Rule change brewing as a result of high school softball controversy

Rule change brewing as a result of high school softball controversy


Rule change brewing as a result of high school softball controversy

At least something positive seems to be emerging from a high school softball controversy that left one team watching the state championship game from home despite leading the semifinals when the game was called due to inclement weather.

Kansas High School Athletic Association executive director Gary Musselman, who is serving as president of the National Federation of State High School Associations this year, told the Topeka Capital-Journal he will look into changing the rule that sent Andover (Kan.) packing with a 4-3 lead entering the bottom of the seventh inning of a Class 5A state semifinal.

A five-hour rain delay and NFHS rules that require a state tournament game to be completed on the same day it is started forced the KHSAA to call the Class 5A state semifinal in Shawnee Heights’ favor after six and a half innings on May 28, discounting the two runs Andover scored in the top half of the seventh because the final frame could not be completed.

“I hated it, everybody did,” Musselman told the Capital-Journal. “It makes everybody miserable.

“At that point in time and still, until we make a change if we do, the rule in the National Federation rulebook says what it says. You hate for kids to lose in that circumstance. I totally understand that. But if we had played another half inning who’s to say (Shawnee Heights) might not have scored some runs and won the game legitimately.”

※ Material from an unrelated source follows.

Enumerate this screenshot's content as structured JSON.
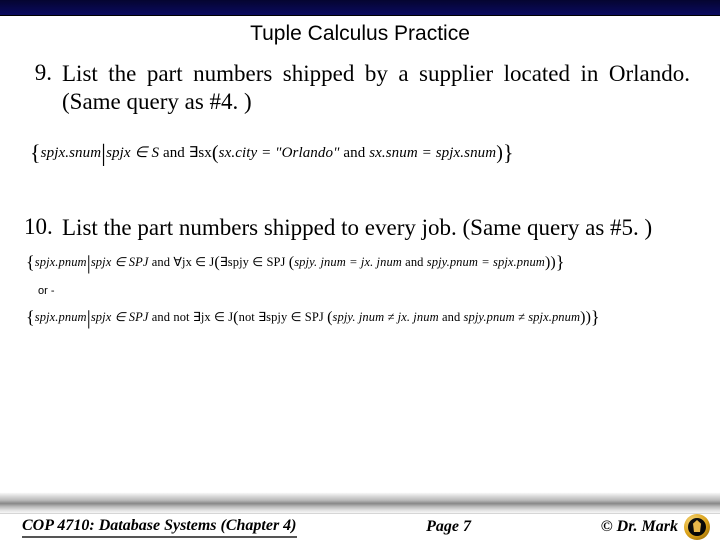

Incredibly, the same issue struck Iowa on Monday night. A storm forced tournament officials to call a regional championship game Alta-Aurelia led 5-4 in the top of the seventh inning in favor of the other team, because Logan-Magnolia finished the last completed inning with a 4-2 lead. If that seems like a problem, it’s because it is.

“It’s a travesty,” Alta-Aurelia coach Dave Turnquist told the Sioux City Journal. “The rule should be changed.”

And it appears the rule might be changed.

“What that prompts us to want to do, and we will because we’ve already talked about it in our June board meeting, is we will look at a game-ending rule for state tournaments only when the stakes are higher,” added Musselman. “We’ll look at a rule that says, ‘We’re going to play this thing out if it takes a month of Sundays.’

“I really think that’s probably the direction we’ll go. We’ll certainly talk about it, so that we wouldn’t have to have that circumstance occur in the state tournament.”

That’s little consolation for Andover and Alta-Aurelia, but it’s a start.